At enterprise scale, the answer is usually a platform layer rather than a direct model relationship. Microsoft Copilot and comparable enterprise platforms sit above the model layer, which means the underlying model can be updated or replaced without the organisation noticing — a shift I unpacked in The Door That Just Opened Inside Microsoft and in The Model Wars. The dependency shifts from a specific AI model to an enterprise vendor with contractual, regulatory, and commercial obligations that a consumer API does not carry. That shift does not eliminate dependency. It makes it legible and manageable.
What structured adoption delivers
The goal of any structured AI adoption programme is to develop people and systems that remain adaptable as tools change.
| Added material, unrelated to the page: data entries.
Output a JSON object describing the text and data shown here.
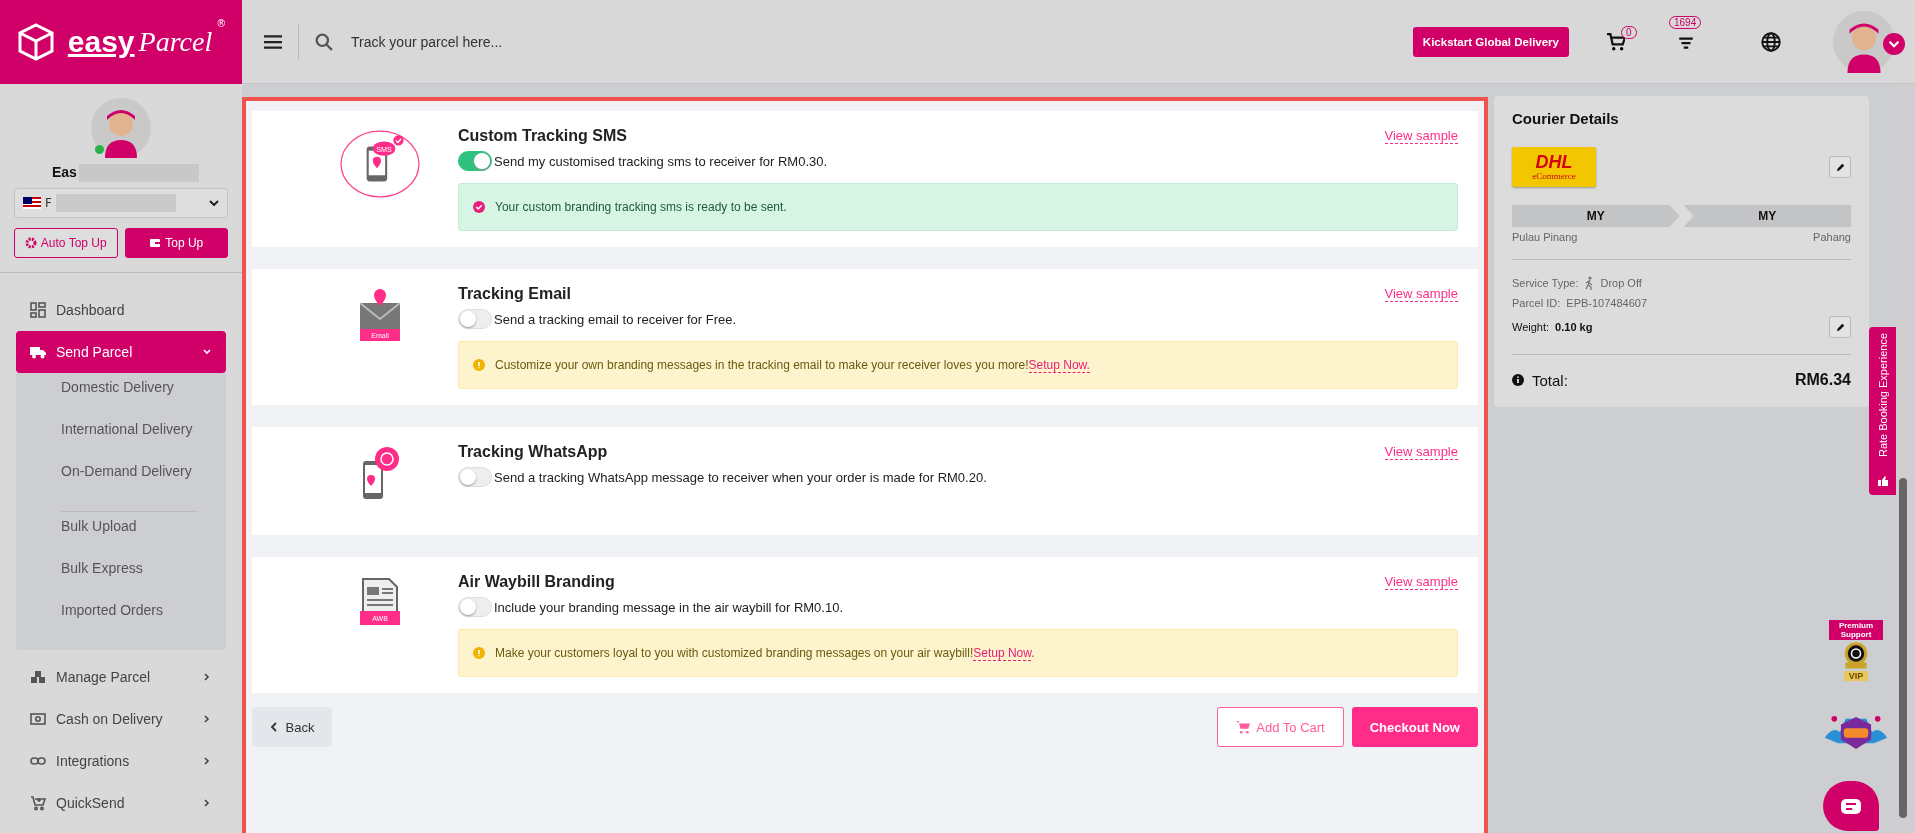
{
  "brand": {
    "word1": "easy",
    "word2": "Parcel",
    "mark": "®"
  },
  "user": {
    "name": "Eas",
    "account": "F"
  },
  "wallet_buttons": [
    {
      "label": "Auto Top Up",
      "kind": "outline"
    },
    {
      "label": "Top Up",
      "kind": "filled"
    }
  ],
  "nav": [
    {
      "label": "Dashboard",
      "kind": "dashboard",
      "selected": false,
      "has_arrow": false
    },
    {
      "label": "Send Parcel",
      "kind": "truck",
      "selected": true,
      "has_arrow": true,
      "expanded": true,
      "groups": [
        [
          "Domestic Delivery",
          "International Delivery",
          "On-Demand Delivery"
        ],
        [
          "Bulk Upload",
          "Bulk Express",
          "Imported Orders"
        ]
      ]
    },
    {
      "label": "Manage Parcel",
      "kind": "boxes",
      "selected": false,
      "has_arrow": true
    },
    {
      "label": "Cash on Delivery",
      "kind": "cash",
      "selected": false,
      "has_arrow": true
    },
    {
      "label": "Integrations",
      "kind": "link",
      "selected": false,
      "has_arrow": true
    },
    {
      "label": "QuickSend",
      "kind": "cartplus",
      "selected": false,
      "has_arrow": true
    }
  ],
  "header": {
    "search": {
      "placeholder": "Track your parcel here..."
    },
    "cta": "Kickstart Global Delivery",
    "cart_count": "0",
    "notice_count": "1694"
  },
  "options": [
    {
      "title": "Custom Tracking SMS",
      "kind": "sms",
      "on": true,
      "description": "Send my customised tracking sms to receiver for RM0.30.",
      "sample": "View sample",
      "alert": {
        "kind": "success",
        "text": "Your custom branding tracking sms is ready to be sent."
      }
    },
    {
      "title": "Tracking Email",
      "kind": "email",
      "on": false,
      "description": "Send a tracking email to receiver for Free.",
      "sample": "View sample",
      "alert": {
        "kind": "warning",
        "text": "Customize your own branding messages in the tracking email to make your receiver loves you more!",
        "link": "Setup Now."
      }
    },
    {
      "title": "Tracking WhatsApp",
      "kind": "whatsapp",
      "on": false,
      "description": "Send a tracking WhatsApp message to receiver when your order is made for RM0.20.",
      "sample": "View sample"
    },
    {
      "title": "Air Waybill Branding",
      "kind": "awb",
      "on": false,
      "description": "Include your branding message in the air waybill for RM0.10.",
      "sample": "View sample",
      "alert": {
        "kind": "warning",
        "text": "Make your customers loyal to you with customized branding messages on your air waybill!",
        "link": "Setup Now",
        "after": "."
      }
    }
  ],
  "icon_labels": {
    "sms": "SMS",
    "email": "Email",
    "awb": "AWB"
  },
  "actions": {
    "back": "Back",
    "add_to_cart": "Add To Cart",
    "checkout": "Checkout Now"
  },
  "courier": {
    "heading": "Courier Details",
    "logo_name": "DHL",
    "logo_sub": "eCommerce",
    "from": {
      "country": "MY",
      "state": "Pulau Pinang"
    },
    "to": {
      "country": "MY",
      "state": "Pahang"
    },
    "service_label": "Service Type:",
    "service": "Drop Off",
    "parcel_label": "Parcel ID:",
    "parcel_id": "EPB-107484607",
    "weight_label": "Weight:",
    "weight": "0.10 kg",
    "total_label": "Total:",
    "total": "RM6.34"
  },
  "rate_tab": "Rate Booking Experience",
  "support_badge": "Premium Support",
  "vip": "VIP"
}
Personal competency is where that starts. Governance is what keeps it from becoming an unexamined liability as the organisation grows.
The Anthropic event will not be the last time a government directive, a commercial decision, or a technical failure makes an AI tool suddenly unavailable. Organisations that have thought carefully about the line between tools and infrastructure will navigate that without disruption. If your organisation has not yet had that conversation, now is the time to have it. The Compass AI Blueprint was built for exactly this kind of assessment — begin the conversation here. Senior leaders working through this at the individual level can take the same questions into a For Executives engagement, and teams who want to build the underlying skills can start with the Academy.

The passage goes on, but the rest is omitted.